I am a believer in everything happens for a reason, but at the same time, I knew I’d have to put a lot of effort and hard work to turn this bad situation into a good one. The following day, I picked myself up and went into job hunt mode. Now, I’m settled in a brilliant advertising company and have been promoted. My new managers notice when I do a good job and I get thanked for my hard work daily. We’re even treated to massages, work drinks, team lunches, rewards, benefits and competitive salaries – I’m now on 10K more than the magazine.

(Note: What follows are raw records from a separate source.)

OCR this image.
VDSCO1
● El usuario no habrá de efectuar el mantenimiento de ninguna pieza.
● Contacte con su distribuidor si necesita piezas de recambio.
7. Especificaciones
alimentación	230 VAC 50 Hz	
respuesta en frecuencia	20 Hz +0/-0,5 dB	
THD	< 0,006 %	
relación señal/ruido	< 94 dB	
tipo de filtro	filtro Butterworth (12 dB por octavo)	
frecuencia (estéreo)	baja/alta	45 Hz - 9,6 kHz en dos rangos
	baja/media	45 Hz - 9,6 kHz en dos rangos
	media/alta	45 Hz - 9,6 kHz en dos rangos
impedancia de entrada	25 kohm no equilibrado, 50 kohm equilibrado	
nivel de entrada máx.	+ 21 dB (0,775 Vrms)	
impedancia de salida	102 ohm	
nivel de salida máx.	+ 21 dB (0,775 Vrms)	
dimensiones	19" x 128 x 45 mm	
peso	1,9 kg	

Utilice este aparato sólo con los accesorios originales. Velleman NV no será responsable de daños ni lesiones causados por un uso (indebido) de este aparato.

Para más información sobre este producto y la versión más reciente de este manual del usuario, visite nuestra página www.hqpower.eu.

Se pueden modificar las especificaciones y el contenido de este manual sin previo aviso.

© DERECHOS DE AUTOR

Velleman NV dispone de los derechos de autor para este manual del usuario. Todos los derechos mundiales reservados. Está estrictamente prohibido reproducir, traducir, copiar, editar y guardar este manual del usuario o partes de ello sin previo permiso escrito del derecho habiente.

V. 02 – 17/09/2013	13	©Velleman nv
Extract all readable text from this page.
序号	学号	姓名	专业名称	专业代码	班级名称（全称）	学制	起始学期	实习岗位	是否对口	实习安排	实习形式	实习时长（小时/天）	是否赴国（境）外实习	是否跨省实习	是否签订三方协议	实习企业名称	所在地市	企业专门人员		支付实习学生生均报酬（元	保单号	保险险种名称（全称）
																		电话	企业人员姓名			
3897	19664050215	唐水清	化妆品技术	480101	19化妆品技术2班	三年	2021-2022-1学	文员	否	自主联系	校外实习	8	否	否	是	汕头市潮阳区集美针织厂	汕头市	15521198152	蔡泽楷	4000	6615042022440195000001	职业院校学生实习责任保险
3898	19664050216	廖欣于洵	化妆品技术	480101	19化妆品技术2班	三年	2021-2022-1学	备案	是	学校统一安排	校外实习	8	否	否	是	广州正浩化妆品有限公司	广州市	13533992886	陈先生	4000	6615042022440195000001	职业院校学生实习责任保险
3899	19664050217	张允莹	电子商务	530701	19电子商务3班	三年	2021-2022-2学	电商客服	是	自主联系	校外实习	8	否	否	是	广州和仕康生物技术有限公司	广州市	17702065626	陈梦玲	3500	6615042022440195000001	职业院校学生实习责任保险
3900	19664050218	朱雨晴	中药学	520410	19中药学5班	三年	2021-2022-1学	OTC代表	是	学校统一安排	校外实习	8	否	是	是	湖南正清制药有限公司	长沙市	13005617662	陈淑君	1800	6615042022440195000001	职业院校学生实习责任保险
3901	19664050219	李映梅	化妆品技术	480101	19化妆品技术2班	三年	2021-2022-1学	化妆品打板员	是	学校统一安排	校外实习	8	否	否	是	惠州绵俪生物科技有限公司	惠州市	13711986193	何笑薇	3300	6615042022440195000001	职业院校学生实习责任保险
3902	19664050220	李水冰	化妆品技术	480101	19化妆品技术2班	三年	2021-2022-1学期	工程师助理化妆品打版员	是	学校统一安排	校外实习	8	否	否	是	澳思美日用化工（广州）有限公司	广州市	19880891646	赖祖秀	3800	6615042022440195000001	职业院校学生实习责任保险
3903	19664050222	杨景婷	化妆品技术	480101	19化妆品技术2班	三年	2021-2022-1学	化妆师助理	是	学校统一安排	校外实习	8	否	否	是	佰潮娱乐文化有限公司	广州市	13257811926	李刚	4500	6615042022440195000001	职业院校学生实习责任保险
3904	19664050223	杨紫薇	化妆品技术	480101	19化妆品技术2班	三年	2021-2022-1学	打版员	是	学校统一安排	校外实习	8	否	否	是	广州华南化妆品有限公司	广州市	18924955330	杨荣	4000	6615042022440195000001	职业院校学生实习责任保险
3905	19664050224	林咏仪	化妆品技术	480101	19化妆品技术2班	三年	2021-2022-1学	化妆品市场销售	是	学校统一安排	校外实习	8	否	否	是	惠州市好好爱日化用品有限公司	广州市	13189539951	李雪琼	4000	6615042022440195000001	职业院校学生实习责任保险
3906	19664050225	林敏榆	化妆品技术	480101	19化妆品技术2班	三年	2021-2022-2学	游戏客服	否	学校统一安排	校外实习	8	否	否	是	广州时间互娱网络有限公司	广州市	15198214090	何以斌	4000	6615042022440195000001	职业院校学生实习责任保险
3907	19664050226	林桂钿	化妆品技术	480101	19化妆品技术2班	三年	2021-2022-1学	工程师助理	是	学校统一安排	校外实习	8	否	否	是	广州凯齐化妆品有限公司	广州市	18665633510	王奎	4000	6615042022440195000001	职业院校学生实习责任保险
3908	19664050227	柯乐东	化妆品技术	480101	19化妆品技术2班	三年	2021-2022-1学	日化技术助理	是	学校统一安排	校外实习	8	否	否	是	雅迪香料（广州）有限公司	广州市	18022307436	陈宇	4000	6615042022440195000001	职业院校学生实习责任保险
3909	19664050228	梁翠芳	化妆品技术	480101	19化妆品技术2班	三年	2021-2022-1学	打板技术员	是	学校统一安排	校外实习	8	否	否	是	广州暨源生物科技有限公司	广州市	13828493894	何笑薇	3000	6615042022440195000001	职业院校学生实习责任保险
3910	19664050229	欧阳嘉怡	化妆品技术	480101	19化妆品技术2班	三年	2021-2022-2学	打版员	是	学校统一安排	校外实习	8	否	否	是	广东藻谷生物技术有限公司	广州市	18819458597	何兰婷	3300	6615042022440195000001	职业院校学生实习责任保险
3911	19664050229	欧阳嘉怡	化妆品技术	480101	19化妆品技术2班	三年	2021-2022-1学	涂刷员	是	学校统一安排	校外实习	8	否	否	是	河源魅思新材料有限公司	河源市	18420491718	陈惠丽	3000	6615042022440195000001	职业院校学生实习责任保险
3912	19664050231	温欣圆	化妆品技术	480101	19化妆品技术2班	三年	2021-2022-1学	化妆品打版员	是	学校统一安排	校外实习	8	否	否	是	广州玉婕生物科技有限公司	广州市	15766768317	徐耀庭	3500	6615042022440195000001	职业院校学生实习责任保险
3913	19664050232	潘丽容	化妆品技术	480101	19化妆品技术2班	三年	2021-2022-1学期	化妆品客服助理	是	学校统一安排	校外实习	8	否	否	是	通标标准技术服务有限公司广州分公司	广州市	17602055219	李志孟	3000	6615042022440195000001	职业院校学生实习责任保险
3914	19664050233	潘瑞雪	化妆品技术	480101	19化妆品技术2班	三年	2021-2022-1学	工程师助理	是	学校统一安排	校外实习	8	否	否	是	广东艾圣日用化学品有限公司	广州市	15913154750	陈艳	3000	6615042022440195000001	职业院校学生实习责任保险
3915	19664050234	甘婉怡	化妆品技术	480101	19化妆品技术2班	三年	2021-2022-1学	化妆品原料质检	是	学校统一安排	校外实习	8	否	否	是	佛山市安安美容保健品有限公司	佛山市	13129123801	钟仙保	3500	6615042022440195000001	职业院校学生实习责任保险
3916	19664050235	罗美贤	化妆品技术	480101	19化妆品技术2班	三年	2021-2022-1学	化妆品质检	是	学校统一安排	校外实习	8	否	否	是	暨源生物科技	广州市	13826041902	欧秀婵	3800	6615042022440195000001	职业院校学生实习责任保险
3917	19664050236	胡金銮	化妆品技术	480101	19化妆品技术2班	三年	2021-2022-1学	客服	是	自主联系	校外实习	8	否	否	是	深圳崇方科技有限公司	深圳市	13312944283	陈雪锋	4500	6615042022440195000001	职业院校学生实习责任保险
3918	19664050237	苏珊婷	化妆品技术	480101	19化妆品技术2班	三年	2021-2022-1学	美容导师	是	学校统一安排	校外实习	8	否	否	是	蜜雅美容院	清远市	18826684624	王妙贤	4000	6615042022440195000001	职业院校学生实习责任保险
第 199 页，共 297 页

My advice to anyone that finds themselves in a similar situation should be aware of the following:

  • Always have a witness or some form of legally recording meetings when it comes to serious HR issues. I’ll never be able to prove exactly what was said in that meeting and that is one thing my legal advisors asked about when I told them about my experience.
  • Be aware that companies can fire employees for no reason at all if they’ve been employed for under a certain amount of time.
  • If you don’t know how a company makes its money, then ask in the interview or do your own research online (if possible). It is important for you to know where the company is going. Is there a risk that it might shut down in the next year? Or will it grow but very slowly? This will impact massively when it comes to salaries and bonuses.
  • Remember that employers do not have to give a reference. They can refuse to give one which indicates to your new employer that you’re not worth hiring. Don’t risk getting involved in a company that might not give you a good reference as it can be very damaging.
  • ALWAYS read your contract before signing. It’s a good idea to get your someone else to look over the fine print as well, as some clauses and terms can be a bit confusing.
  • Be aware of garden leave. I wasn’t offered this but if I had, I would have been expected to still be employed by the company (without going into work), therefore would legally be required to refrain from applying for roles during this period.


Our reader’s experience has taught her a lot of valuable lessons that she will carry into all future roles but most importantly, she wanted to share her story with you! Not often enough do we hear ‘real stories’ about money and situations like this aren’t widely spoken about because of fear and intimidation – yet they happen so frequently.